There's a nice Voronoi diagram example program here (including source code for Delphi 5/6).
I think "points on the surface of a sphere" means that you first have to remap them to 2D-coordinates, create the Voronoi diagram and then remap them to sphere surface coordinates. Are the two formulas from Wikipedia UV mapping article working here?
Also notice that the Voronoi diagram will have the wrong topology (it is inside a rectangle and does not "wrap around"), here it could help to copy all the points from (0,0)-(x, y) to the neighbour regions above (0, -y * 2)-(x, 0), below (0, y)-(x, y * 2), left (-x, 0)-(0, y) and right (x, 0)-(x*2, y). I hope you know what I mean, feel free to ask :)

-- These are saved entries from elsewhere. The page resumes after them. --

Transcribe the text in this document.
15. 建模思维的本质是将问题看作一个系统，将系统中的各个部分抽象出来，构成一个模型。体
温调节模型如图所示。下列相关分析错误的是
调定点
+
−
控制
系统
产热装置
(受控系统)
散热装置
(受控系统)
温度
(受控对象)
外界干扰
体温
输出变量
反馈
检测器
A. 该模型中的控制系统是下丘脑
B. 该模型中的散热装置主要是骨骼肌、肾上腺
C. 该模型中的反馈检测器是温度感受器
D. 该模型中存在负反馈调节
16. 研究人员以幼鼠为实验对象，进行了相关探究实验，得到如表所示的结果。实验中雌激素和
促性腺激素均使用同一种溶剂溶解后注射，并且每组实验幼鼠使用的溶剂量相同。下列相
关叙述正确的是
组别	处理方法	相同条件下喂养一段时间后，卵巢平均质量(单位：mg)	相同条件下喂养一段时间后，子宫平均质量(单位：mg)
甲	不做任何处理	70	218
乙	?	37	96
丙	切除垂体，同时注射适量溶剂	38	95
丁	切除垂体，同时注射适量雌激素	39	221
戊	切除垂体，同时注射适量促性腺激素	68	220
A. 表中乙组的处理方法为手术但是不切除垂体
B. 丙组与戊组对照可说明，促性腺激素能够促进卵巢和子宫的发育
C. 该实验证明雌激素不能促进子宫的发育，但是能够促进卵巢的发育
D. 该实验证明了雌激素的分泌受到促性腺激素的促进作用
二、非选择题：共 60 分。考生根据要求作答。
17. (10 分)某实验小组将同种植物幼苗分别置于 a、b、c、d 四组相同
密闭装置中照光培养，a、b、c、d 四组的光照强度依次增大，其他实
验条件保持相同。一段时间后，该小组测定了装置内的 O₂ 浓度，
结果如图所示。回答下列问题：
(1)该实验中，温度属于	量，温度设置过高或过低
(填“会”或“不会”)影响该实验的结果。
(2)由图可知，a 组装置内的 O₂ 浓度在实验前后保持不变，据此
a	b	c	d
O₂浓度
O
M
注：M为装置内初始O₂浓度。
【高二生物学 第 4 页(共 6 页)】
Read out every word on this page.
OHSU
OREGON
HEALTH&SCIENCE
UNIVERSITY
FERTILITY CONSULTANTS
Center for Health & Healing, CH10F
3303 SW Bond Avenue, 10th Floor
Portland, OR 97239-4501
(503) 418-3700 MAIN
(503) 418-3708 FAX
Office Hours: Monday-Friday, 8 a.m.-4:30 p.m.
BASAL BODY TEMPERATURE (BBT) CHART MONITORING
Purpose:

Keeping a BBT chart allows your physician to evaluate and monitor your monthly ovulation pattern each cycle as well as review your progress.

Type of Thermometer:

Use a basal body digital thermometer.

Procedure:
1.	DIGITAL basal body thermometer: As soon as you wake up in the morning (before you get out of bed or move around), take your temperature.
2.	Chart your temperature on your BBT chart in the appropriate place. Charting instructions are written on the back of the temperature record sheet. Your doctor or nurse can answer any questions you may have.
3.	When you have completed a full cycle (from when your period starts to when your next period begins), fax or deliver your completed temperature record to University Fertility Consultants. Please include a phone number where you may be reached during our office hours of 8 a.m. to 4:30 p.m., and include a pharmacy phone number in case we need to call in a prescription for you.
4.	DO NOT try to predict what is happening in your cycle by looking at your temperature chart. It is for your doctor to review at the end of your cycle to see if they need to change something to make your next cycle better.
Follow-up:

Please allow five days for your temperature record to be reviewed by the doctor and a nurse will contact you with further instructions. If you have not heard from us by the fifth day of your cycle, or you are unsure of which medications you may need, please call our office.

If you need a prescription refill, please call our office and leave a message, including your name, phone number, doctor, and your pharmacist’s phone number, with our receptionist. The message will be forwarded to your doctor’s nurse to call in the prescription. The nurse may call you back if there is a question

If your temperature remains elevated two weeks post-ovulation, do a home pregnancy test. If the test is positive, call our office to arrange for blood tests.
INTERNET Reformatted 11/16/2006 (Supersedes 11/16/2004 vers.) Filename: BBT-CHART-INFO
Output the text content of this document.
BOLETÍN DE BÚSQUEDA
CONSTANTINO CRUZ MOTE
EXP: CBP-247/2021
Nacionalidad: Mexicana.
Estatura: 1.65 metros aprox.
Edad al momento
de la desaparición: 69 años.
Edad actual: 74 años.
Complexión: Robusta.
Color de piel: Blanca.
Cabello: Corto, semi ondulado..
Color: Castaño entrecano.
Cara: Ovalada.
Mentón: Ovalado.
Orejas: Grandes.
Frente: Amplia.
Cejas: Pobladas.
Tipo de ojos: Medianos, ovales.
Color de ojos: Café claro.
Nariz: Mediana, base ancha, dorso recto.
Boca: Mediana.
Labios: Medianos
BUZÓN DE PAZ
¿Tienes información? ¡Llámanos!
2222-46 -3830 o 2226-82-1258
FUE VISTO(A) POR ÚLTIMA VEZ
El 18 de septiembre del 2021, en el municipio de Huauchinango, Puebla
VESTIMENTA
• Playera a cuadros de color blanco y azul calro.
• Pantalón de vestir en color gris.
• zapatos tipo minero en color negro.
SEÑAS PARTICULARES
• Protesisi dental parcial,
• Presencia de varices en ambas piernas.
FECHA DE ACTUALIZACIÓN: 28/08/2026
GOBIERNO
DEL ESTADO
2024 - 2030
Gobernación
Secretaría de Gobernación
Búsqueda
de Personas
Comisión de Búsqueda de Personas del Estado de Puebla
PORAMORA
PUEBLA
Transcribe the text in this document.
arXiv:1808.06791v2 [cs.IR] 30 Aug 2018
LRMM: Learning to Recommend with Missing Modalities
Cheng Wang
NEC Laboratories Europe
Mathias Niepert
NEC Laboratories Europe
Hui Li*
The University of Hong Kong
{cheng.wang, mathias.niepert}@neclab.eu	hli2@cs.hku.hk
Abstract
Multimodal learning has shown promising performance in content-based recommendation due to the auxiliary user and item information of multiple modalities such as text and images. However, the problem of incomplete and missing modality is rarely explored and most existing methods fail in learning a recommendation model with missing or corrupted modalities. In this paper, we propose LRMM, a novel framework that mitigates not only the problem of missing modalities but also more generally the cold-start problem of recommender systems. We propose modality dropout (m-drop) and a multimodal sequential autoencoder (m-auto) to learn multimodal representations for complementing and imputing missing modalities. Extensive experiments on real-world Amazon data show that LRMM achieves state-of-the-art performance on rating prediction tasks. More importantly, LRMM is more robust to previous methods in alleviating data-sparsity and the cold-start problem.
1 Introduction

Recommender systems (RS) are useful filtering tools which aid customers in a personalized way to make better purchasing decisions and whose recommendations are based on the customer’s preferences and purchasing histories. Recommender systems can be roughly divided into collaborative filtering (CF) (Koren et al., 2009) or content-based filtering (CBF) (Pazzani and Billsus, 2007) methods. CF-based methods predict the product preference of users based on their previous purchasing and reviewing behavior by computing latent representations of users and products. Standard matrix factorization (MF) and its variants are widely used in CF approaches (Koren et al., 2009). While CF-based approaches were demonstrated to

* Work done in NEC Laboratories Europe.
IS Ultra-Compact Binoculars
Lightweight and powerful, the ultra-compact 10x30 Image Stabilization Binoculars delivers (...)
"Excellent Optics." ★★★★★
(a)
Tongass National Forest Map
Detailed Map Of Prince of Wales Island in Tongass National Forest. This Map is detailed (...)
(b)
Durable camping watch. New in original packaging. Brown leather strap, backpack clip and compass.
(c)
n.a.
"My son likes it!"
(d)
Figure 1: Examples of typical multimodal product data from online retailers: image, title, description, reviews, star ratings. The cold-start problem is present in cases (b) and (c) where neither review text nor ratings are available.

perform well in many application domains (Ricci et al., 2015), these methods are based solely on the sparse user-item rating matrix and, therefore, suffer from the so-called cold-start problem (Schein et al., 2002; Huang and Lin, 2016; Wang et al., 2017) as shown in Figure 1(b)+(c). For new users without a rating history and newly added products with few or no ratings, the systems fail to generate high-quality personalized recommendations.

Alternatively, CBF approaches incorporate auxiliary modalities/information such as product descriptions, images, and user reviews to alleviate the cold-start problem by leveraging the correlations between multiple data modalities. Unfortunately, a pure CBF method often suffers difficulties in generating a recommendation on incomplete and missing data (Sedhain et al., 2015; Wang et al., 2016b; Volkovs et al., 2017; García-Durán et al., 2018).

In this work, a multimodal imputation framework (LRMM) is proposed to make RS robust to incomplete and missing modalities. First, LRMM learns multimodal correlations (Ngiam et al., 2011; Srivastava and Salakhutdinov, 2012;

CGAL is working on the "spherical kernel" package, which would allow to compute exactly these kind of things. Unfortunately, is not released yet, but maybe it will be in their next release, since they already mentioned it in a google tech talk in march
If your points are within one hemisphere, you could do a gnomonic projection from spherical to planar coordinates, and then triangulate, since great-circles become straight lines of shortest distance.
Quoting from this reference: http://www.qhull.org/html/qdelaun.htm
To compute the Delaunay triangulation of points on a sphere, compute their convex hull. If the sphere is the unit sphere at the origin, the facet normals are the Voronoi vertices of the input.